Australian banks in crosshairs of New Zealand regulators
A powerful NZ regulator says that Australia’s big four banks ‘just got complacent’ on risk and compliance.
The financial services royal commission, or even the fear of it, prompted a multi-year splurge by the major banks on risk and compliance – a wall of money which powerfully demonstrated that the sector had under-invested and over-earned for too long.
However, just as an investment cycle worth billions of dollars reaches its peak, regulators in New Zealand have been asking the same uncomfortable questions about institutional shortcomings in governance, accountability and culture.
The banks’ frequent risk failures are no longer viewed as isolated incidents but part of a wider problem requiring close examination.
That’s why the Reserve Bank of NZ and the Financial Markets Authority recently announced a cross-sector “thematic” review of governance, to be conducted next year.
The NZ subsidiaries of the big four are dwarfed by their operations in Australia, so the scale of the catch-up investment will be less significant.
Even so, RBNZ deputy governor Geoff Bascand, who hiked the banks’ tier one capital ratios to make them more resilient and won’t be missed by the sector when he steps down in January, is already making it absolutely clear that there is considerable work to be done.

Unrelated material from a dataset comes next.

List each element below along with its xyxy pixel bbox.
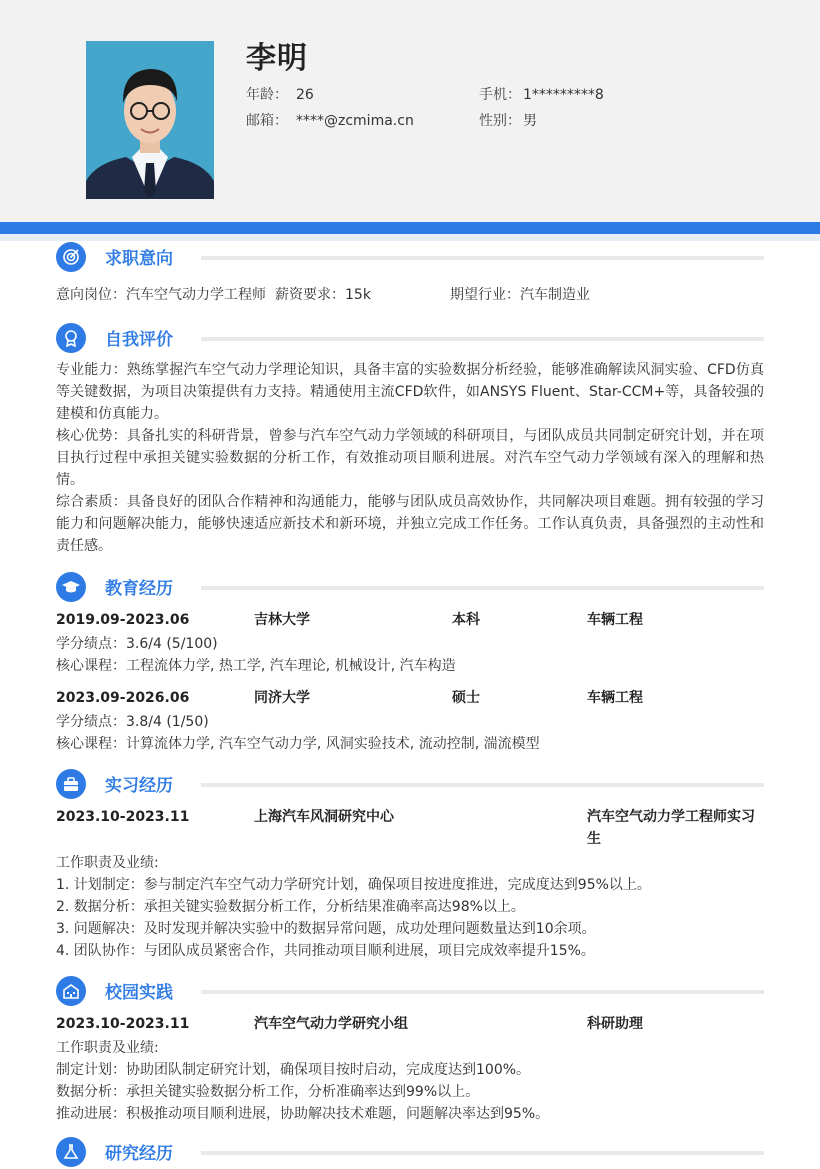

Speaking to Four Pillars after his virtual appearance at last week’s Citi Australia and NZ annual investment conference, Bascand bluntly said that the banks’ risk management systems were not as good as the RBNZ had believed, or even the banks themselves had believed.
“If I was really honest about the past, they just got complacent,” he said.
“What we’ve found as we’ve done deeper dives, and so have they, is that there are still shortcomings in their systems and level of compliance,” he said.
“Some issues have been ignored by management for quite a while – an example of that was the liquidity thematic review of the banks.
“There were a lot of findings that were a bit disappointing, mostly not really severe but certainly widespread, and I think this reflects a lack of investment and a lack of attention to it for a number of years.
“So historically it’s been underdone.”
The most recent of a litany of risk failures was the RBNZ’s formal warning to Westpac New Zealand in August over thousands of unreported international wire transactions, prescribed under anti-money laundering laws.
Last March, the same bank was ordered to review its risk governance practices after bungling its liquidity coverage ratio.
ANZ and National Australia Bank were sin-binned, as well, in 2019 for capital calculation errors, with ANZ required to produce two reports showing it was operating prudently and NAB on the receiving end of precautionary capital adjustments.
Fed up with the sector’s business-as-usual approach to continuing governance failures, the RBNZ joined with the Financial Markets Authority to announce the cross-sector governance review in August.
Boards and senior management are in the regulators’ crosshairs, with the focus on their ability to effectively govern and provide the required level of oversight.
The review is expected to take 12 months from the time a request for information is sent out to participating entities, which include 32 companies from four sectors – banking, insurance, non-bank deposit taking and investment management.
All measures are on the table to address the banks’ governance shortcomings. New legislation will empower the RBNZ to embed full-time supervisors in regulated entities – an initiative introduced here by former Australian Securities & Investments chair James Shipton.
Bascand is not ruling out such an approach, saying it’s “certainly possible”.
“There are a number of ways to do it but you need verification that things are being done; you can’t just take it at face value,” he says.
“We’re being more demanding so we’re in that phase where the more we dig, the more we tend to find.
“We’re raising the bar and we’re going to keep the heat on, and they need to invest more in their systems and compliance – old models, old processes and old ways of doing things.”
–
The great rate debate
Minutes from the Reserve Bank’s board meeting in October confirm that the arm-wrestle with the markets over interest rates is continuing, and that macroprudential measures are the preferred weapon to contain the housing market because of the collateral economic damage caused by monetary policy.
RBA governor Philip Lowe is currently turning a blind eye to inflationary spot fires, notably in New Zealand where third-quarter prices surged at their highest level in a decade. The governor and his board see no reason to adjust current guidance – that the cash rate will not be lifted until inflation is sustainably within the RBA’s target band of 2-3 per cent.
According to the central bank, this will not be achieved until 2024, when the labour market will be tight enough to generate strong wage growth.
Lowe’s answer to the argument that near-zero rates have triggered an asset boom, particularly in housing, and that the bubble will inevitably burst, is carefully targeted macroprudential policy.
While the minutes acknowledge that tighter monetary conditions would see lower housing prices and credit growth, there would also be fewer jobs and lower wages growth.
The goals of monetary policy – full employment and inflation within the target range – would therefore become more remote.
The RBA’s strategy covers all bases but the market is betting against it, believing that the first rate hike will come around the end of next year.
The longer it’s delayed in the current frothy environment, the more likely it is that the prudential regulator will be forced to pull harder on the macroprudential policy lever.